A local system of producing, preserving, cooking and consuming food based in time-tested, more sustainable practices would serve the state in addressing issues of health, climate change and injustice, say supporters of the Headwaters Community Food and Water Economic Resiliency program.
Developing such a program is behind HF1332, which would help build infrastructure for a local food economy through the Department of Employment and Economic Development.
The program would offer technical and financial support for things such as plant and seed exchanges, aquifer restoration, crop insurance, transitions to organic agriculture, neighborhood food hubs, restoration of biodiversity, and carbon sequestration. It would encourage “the revival of food systems defined by cultures of Black people, Indigenous people, and people of color,” the bill states.
Sponsored by Rep. Kaohly Vang Her (DFL-St. Paul), the bill was laid over Monday by the House Workforce and Business Development Finance and Policy Committee for possible omnibus bill inclusion.

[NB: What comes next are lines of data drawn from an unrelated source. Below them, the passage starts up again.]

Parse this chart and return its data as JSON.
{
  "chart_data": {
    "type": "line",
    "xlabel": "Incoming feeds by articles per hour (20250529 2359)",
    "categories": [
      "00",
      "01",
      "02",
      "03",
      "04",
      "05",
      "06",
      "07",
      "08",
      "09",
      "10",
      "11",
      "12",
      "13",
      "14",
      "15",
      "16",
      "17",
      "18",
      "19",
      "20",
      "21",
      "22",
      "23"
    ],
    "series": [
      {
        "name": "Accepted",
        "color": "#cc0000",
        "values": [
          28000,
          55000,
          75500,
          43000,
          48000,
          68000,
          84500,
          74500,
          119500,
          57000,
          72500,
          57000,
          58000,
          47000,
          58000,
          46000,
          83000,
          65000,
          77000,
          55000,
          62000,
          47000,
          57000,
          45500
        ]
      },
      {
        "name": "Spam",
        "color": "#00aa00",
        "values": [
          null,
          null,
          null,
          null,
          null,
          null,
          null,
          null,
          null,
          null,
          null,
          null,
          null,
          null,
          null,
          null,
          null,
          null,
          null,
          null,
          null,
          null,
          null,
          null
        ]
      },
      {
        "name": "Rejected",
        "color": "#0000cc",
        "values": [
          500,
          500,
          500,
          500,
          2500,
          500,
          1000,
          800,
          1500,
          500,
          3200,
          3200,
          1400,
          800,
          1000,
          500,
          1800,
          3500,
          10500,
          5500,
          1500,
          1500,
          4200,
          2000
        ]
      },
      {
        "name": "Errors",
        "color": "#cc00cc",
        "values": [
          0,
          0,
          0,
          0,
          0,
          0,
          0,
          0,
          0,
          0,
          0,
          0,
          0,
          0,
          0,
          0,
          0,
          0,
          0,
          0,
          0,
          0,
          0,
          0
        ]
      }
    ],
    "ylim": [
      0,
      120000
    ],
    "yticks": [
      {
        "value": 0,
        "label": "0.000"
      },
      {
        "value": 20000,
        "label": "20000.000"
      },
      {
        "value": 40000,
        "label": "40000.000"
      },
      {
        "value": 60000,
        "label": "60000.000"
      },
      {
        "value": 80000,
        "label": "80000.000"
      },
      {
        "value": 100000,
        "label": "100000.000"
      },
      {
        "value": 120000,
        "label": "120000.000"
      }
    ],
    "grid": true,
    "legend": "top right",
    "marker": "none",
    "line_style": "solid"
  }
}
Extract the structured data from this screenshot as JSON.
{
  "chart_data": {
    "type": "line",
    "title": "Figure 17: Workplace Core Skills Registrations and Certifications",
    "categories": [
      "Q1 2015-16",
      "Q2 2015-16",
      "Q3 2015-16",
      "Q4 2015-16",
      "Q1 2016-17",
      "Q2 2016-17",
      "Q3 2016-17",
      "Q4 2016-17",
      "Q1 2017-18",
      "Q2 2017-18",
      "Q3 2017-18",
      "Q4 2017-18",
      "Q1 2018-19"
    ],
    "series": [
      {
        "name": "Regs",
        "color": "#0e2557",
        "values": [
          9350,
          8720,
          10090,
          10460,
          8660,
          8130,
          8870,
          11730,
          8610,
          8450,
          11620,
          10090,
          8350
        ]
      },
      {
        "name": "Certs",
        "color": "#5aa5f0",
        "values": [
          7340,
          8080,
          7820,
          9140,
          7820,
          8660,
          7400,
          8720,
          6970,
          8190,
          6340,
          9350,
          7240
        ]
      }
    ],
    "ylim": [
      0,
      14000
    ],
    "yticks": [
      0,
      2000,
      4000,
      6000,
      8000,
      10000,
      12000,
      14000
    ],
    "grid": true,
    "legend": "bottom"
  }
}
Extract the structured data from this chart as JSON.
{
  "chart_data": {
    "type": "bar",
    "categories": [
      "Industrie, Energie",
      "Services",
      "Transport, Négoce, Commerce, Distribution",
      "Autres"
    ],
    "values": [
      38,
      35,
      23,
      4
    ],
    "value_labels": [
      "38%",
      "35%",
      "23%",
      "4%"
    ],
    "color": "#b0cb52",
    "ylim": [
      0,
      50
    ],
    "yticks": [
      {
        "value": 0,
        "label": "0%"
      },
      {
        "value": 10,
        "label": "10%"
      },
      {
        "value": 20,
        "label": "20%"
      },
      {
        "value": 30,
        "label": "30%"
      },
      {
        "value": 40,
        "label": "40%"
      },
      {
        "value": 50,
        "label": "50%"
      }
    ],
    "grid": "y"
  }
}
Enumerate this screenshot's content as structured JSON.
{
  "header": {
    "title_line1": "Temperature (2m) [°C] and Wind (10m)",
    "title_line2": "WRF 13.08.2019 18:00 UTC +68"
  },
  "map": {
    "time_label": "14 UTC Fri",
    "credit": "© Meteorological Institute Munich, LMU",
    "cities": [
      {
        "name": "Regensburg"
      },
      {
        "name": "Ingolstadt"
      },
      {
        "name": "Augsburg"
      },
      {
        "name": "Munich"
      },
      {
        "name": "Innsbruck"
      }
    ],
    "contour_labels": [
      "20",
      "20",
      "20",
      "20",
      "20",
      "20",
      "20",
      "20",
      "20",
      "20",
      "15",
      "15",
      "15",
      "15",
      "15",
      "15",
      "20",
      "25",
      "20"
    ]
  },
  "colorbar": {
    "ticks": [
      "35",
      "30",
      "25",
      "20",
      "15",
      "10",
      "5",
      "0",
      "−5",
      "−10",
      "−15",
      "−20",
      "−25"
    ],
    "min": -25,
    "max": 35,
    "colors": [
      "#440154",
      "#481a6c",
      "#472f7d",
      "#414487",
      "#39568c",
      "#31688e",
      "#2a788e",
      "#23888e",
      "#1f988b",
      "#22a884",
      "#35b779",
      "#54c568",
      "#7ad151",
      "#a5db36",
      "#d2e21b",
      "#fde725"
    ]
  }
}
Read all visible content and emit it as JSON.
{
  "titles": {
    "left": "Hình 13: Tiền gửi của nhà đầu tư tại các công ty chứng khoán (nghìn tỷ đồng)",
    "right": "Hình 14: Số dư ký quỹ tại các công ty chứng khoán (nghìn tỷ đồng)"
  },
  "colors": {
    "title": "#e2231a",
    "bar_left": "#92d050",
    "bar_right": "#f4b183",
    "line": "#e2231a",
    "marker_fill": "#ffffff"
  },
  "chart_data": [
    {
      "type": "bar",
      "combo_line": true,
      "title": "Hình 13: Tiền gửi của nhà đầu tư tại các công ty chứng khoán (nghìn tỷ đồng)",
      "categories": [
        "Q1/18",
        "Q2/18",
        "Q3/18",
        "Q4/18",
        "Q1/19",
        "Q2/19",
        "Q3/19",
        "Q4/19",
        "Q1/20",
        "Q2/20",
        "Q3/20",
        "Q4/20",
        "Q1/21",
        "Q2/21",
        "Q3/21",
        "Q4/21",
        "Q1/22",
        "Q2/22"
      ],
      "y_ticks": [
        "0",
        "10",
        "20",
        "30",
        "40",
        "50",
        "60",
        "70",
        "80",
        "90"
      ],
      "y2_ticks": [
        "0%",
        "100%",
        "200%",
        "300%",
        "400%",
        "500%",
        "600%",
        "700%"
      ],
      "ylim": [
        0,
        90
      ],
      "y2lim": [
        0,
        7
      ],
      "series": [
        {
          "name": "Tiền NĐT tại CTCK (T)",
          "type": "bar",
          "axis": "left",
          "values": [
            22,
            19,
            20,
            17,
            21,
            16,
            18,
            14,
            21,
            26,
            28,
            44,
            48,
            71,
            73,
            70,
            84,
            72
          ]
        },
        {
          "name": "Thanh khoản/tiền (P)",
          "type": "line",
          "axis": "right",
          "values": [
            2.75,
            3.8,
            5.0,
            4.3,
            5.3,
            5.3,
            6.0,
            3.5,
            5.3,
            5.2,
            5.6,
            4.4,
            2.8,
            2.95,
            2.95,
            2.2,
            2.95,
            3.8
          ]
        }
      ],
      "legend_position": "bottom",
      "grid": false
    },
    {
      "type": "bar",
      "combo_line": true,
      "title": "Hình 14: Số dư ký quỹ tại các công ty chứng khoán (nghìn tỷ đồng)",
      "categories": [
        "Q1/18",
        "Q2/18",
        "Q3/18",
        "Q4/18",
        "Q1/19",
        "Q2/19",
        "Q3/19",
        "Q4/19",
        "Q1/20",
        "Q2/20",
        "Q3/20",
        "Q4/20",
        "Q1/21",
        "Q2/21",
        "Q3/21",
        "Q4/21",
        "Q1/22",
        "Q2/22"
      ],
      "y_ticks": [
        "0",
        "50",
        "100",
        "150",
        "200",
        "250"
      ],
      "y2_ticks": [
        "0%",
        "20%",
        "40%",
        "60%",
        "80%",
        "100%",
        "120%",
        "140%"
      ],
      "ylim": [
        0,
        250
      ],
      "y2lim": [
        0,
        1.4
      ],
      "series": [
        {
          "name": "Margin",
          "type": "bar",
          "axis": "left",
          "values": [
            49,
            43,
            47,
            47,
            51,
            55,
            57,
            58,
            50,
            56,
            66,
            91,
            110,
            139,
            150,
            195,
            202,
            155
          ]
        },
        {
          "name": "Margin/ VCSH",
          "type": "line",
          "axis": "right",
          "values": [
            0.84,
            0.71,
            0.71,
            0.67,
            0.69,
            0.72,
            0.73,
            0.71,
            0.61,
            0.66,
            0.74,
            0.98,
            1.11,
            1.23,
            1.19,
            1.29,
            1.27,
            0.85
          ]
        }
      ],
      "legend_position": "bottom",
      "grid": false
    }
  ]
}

“The purpose of the program is to provide an alternative to the industrial food economy by establishing and maintaining a local and regenerative food web to address – in a sustainable manner – the challenges of food, water and climate,” Her said.
Marita Bujold, founder of Just Food and Water, said residents are stewards of a priceless ecosystem tied to Lake Superior, the Mississippi River and countless other lakes and rivers across the state. There is a connection between the health of nature and the health of people.
“We have a publicly funded food economy, just not the one we need to be good stewards,” Bujold said.
Rep. Keith Franke (R-St. Paul Park) asked if the department is the appropriate place to provide affordable health care for every member of the food web such as farmers and drivers, which is a provision of the bill.
Franke also asked if a requirement of a financial subsidy to make fruits and vegetable affordable for all income levels would be in addition to other food subsidies.
Rep. Tony Jurgens (R-Cottage Grove) raised questions about provisions seeking rights of personhood for ecosystems and enhancing legal rights of nature. “This reads as if the law would give a tree more rights than an unborn child, and that does not make sense to me.”